Explanation for selection of indicator
We will work with our partners in the public and private sectors to ensure that all sites confirmed by SEPA as being suitable for landfill gas capture have equipment installed.
Enabling Factors and Wider Impacts
A more circular economy is not just good for the climate, it is also good for the economy. It will contribute to achieving Scotland's climate change mitigation targets by helping to tackle emissions arising from consumption of goods.
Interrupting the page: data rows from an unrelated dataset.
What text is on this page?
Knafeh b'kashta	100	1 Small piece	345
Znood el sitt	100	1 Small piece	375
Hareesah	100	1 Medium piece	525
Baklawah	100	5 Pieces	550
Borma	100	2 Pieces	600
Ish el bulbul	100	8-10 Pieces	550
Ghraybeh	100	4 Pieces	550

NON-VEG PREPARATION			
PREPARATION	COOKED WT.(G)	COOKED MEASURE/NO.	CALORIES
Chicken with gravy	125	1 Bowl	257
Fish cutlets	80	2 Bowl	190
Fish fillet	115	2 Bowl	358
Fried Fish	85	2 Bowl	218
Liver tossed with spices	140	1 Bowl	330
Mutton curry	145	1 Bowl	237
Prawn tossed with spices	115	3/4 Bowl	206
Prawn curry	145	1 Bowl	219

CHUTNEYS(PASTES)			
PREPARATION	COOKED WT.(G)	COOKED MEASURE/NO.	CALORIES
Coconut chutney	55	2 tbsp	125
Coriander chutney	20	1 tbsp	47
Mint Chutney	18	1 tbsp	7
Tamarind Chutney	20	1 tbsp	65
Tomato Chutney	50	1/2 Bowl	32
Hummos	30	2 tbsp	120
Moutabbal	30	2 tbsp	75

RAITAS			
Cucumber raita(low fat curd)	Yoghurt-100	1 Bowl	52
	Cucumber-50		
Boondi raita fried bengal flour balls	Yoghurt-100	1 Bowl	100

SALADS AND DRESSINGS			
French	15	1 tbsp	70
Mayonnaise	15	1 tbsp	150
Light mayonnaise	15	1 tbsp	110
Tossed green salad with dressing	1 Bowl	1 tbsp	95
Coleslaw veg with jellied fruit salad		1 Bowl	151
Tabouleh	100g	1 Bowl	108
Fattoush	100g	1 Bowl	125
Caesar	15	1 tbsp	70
Furthermore, it will present significant economic opportunities for Scotland by improving productivity, opening up new markets and improving resilience.
The Ellen MacArthur Foundation has estimated that adopting circular economy practices in manufacturing higher value products with medium lifespans ( e.g. motor vehicles, electronic machinery and furniture) could lead to net material cost savings of between $340 to $630 billion US dollars per year across Europe  .
Applying the same methodology above to similar manufacturing sub-sectors in Scotland suggest annual cost savings between £0.8 and £1.5 billion – around 5% to 9% of total turnover for these sub-sectors.
The Ellen MacArthur Foundation also estimates that 20% of material input costs could be saved (up to $700 billion US dollars) in the "fast-moving consumer goods" sector, looking globally at 10 different consumer goods categories such as apparel, food, beverages or consumer health. For Scottish industry, this would translate into additional annual savings of about £1.5 billion.
Establishing a more circular economy creates significant economic benefits. Businesses can benefit from improving productivity, opening up new markets and improving resilience in their ability to access materials, through reducing reliance on scarce resources.
Our Making Things Last strategy includes a focus on four parts of the economy where these potential benefits are greatest: food/bioeconomy; remanufacture; reuse of energy infrastructure and construction/built environment.
Individuals can benefit from greater availability of lower cost options to access second hand or refurbished goods; or make savings through repairing items rather than replacing them. These lower cost options to access the goods we need also bring opportunities for social enterprise.
Alongside the territorial carbon emissions savings as a consequence of moving to a more circular economy, significant global emissions reductions will result from reducing Scotland's demand for imported products and raw materials.
There is modest potential for landfill gas from a minority of closed sites to be used for energy generation.
The National Planning Framework 3 and Scottish Planning Policy recognises waste as a resource and an opportunity for the economy, as well as the environment. They support the provision of a network of infrastructure that would allow waste and secondary resources to be managed at the nearest appropriate installation, through the most appropriate methods and technologies. Scottish planning policy is clear that energy from waste facilities should enable links to be made to potential users of renewable heat and energy.